«Caminante, son tus huellas
el camino, y nada más;
caminante, no hay camino,
se hace camino al andar.
Al andar se hace camino,
y al volver la vista atrás
se ve la senda que nunca
se ha de volver a pisar.
Caminante, no hay camino,
sino estelas en la mar.»
De Antonio Machado, Campos de Castilla (1912-1917): Proverbios y Cantares [XXIX]
Eis a obra «O Mar de Madrid», de João de Melo, Publicações Dom Quixote, 1.ª edição de Janeiro de 2006.
Eis Francisco Bravo Mamede, poeta português de muitos caminhos, poeta andarilho em busca da «dimensão do ser e das coisas, muito para além de si mesmo. Até certo ponto, considerava-se um profeta da evidência, um visionário do oculto, um anunciador das verdades que mentem, das mentiras que às vezes dizem verdade.» (p. 28)
E Dolors Claret, escritora catalã, vive em Barcelona com o seu marido galego – rico e adulador dos poderosos, despótico e boémio – e dois filhos gémeos, é autora de novelas negras, porém a sua vida atravessa uma dolorosa encruzilhada, sente-se inquieta e angustiada, «desmoralizada, perdida na confluência de todos os rumos possíveis, mas sem saber por qual deles tomar, nem que rumo escolher» (pp. 50-51), onde os filhos e o «apelo das palavras» (p. 51) são a força motriz da sua vida.
Mas o mar que a Madrid não chega, lá existe na consciência colectiva daquela massa de espíritos que nela se cruzam. O “Marco Zero” da Puerta del Sol, de onde todas as estradas partem em direcção ao mar, como eflúvios de alcatrão em brasa que disseminam a fúria do império, como veios linfáticos que conferem ao corpo a prerrogativa de uma identidade que não é artificial apesar das autonomias, da babilónia de idiomas e da aparente manta de retalhos que é, todavia, cerzida a fios de aço enleados por um código que ninguém, no íntimo do seu ser, pretende desencriptar.
É a Ibéria do eterno romance de partes desavindas; onde perdura o desconhecimento, a inusitada ignorância e a simples indiferença – mais do que o desdém, porque este implica conhecimento e sentimento.
Só quem conhece Madrid pode descortinar esta realidade comum atávica, porém denegada pela mais feroz consciência. O dueto que ostensivamente se separa e se enfraquece, sem a mínima percepção do valor acrescentado da, quase quimérica, união de esforços, que resultaria num todo indiscutivelmente maior do que o somatório das partes.

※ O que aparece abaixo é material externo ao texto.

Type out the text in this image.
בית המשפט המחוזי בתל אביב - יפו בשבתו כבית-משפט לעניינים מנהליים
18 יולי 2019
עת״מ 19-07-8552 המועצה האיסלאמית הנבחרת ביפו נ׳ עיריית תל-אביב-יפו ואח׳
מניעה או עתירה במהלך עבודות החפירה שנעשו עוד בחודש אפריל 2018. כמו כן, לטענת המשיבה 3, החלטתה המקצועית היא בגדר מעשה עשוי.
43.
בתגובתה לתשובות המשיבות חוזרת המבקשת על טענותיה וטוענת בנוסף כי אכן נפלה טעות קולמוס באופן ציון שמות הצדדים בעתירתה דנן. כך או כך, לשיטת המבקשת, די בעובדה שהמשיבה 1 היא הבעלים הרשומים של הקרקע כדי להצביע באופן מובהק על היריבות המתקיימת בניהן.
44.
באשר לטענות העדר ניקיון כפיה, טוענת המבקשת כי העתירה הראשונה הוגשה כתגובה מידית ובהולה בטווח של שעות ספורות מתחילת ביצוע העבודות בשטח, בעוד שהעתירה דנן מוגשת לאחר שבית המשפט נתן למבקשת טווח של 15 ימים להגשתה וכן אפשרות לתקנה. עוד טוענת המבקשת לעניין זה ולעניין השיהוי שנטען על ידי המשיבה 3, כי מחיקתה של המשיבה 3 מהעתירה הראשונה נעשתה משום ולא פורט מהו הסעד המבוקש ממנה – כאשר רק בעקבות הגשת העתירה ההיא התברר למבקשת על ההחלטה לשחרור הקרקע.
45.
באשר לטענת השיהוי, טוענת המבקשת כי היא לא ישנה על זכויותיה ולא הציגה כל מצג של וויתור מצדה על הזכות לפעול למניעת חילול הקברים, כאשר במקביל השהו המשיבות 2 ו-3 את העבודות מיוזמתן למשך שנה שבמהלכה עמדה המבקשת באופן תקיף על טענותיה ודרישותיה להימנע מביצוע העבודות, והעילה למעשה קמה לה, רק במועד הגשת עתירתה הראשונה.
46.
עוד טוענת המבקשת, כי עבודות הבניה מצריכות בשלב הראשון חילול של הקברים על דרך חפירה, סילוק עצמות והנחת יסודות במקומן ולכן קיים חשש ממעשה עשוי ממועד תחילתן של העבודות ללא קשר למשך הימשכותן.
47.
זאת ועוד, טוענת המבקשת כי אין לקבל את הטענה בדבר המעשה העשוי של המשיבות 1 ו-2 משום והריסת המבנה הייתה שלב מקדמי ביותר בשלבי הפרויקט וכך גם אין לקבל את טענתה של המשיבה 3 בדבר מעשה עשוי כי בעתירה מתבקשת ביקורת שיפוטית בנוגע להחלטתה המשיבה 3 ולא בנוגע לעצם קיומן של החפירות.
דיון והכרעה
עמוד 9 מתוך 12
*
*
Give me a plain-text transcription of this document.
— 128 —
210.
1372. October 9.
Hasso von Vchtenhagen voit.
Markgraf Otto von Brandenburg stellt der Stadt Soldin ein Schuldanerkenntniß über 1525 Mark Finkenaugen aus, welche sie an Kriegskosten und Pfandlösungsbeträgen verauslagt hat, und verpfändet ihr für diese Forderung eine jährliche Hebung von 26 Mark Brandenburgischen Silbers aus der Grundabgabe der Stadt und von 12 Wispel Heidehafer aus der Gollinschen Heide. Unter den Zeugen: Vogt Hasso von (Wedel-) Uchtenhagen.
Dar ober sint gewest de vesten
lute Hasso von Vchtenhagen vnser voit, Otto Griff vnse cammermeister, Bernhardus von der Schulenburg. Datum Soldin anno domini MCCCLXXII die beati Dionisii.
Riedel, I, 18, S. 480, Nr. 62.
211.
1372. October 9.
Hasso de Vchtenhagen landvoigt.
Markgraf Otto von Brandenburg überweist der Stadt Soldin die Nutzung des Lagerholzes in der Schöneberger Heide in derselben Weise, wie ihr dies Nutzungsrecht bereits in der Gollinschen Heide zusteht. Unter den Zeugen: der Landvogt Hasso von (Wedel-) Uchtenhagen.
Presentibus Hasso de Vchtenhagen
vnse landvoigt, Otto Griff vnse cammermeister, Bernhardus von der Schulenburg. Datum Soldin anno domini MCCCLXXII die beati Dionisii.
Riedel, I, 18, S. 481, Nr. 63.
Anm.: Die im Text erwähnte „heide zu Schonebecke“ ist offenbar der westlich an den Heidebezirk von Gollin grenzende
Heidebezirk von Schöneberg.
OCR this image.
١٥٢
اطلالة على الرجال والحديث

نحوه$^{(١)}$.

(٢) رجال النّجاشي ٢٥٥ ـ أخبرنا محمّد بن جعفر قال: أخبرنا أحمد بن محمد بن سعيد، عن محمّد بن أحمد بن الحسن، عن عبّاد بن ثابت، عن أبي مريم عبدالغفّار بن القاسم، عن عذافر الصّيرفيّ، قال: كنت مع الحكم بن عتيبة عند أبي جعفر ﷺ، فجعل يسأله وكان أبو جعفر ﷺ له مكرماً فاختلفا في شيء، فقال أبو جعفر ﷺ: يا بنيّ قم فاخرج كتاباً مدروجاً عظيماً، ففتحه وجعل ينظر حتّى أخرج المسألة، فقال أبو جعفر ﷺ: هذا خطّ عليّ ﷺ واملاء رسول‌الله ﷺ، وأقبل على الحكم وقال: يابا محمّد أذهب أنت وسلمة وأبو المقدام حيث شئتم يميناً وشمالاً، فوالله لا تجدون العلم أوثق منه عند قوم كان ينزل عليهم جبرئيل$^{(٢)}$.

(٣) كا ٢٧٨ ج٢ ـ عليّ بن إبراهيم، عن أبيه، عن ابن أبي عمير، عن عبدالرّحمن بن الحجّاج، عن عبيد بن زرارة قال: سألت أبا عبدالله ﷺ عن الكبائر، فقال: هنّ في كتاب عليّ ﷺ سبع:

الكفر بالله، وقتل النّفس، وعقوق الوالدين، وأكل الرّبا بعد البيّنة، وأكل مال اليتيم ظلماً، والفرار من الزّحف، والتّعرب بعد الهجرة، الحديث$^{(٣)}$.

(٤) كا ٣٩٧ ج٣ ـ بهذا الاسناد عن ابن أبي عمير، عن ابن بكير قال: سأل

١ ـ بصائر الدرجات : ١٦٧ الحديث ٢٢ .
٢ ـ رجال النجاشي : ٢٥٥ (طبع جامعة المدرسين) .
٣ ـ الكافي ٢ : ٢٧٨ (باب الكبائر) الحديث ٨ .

Portugal poeta. O sonho dos feitos há muito passados e repisados até à exaustão, o devaneio, a saudade; a resignação da espera, prostração, fatalismo, desencanto e abastardamento: é a frequente e fúnebre expectativa, incubada numa passividade recalcitrante, pela intervenção da Divina Providência que nos salve da aflição.
Espanha prosadora. A inventividade, a fúria, o desassossego que lhes corre nas veias, é fúria, enfileiramento de caracteres perfeitamente incrustados na alma de eterna insatisfação; sempre a fúria, a raiva, a incandescência, a luminosidade, a ideia, a alegria contagiante, as vogais altissonantes que nos entram na alma soletradas com paixão, o sorriso aberto e enérgico – até coriáceo – que nos parece afrontar; ó que grande equívoco! É um convite que corporiza um forte e sentido amplexo para partilha da sua vivência, da sua cultura e da sua furiosa idiossincrasia.
Mais do que vizinhos desavindos, são irmãos de costas voltadas. Enquanto um observa num torpor debilitante o mar agreste como expiação de um medo espectral, o outro remira-se ao espelho não perdendo a jactanciosa Europa de vista. Parece um destino há muito marcado, idealizado, fatalista: o fado – mas, paradoxalmente… o livre arbítrio, a apologia de Machado, caminante no hay camino, e o teu caminho é a senda que tu próprio crias e não avanças suspirando o passado.
João de Melo compôs um poema em forma de prosa. Uma alegoria de tons feéricos, grácil e reflexiva.
«O Mar de Madrid» torna-se de leitura obrigatória para quem partilha, como eu, um amor desmedido pela Ibéria, pelas suas raízes, cumplicidades e equívocos. Contudo, a sua leitura é deveras fundamental para os hispanófobos. Sim, para esses mesmos, os do vento e do casamento!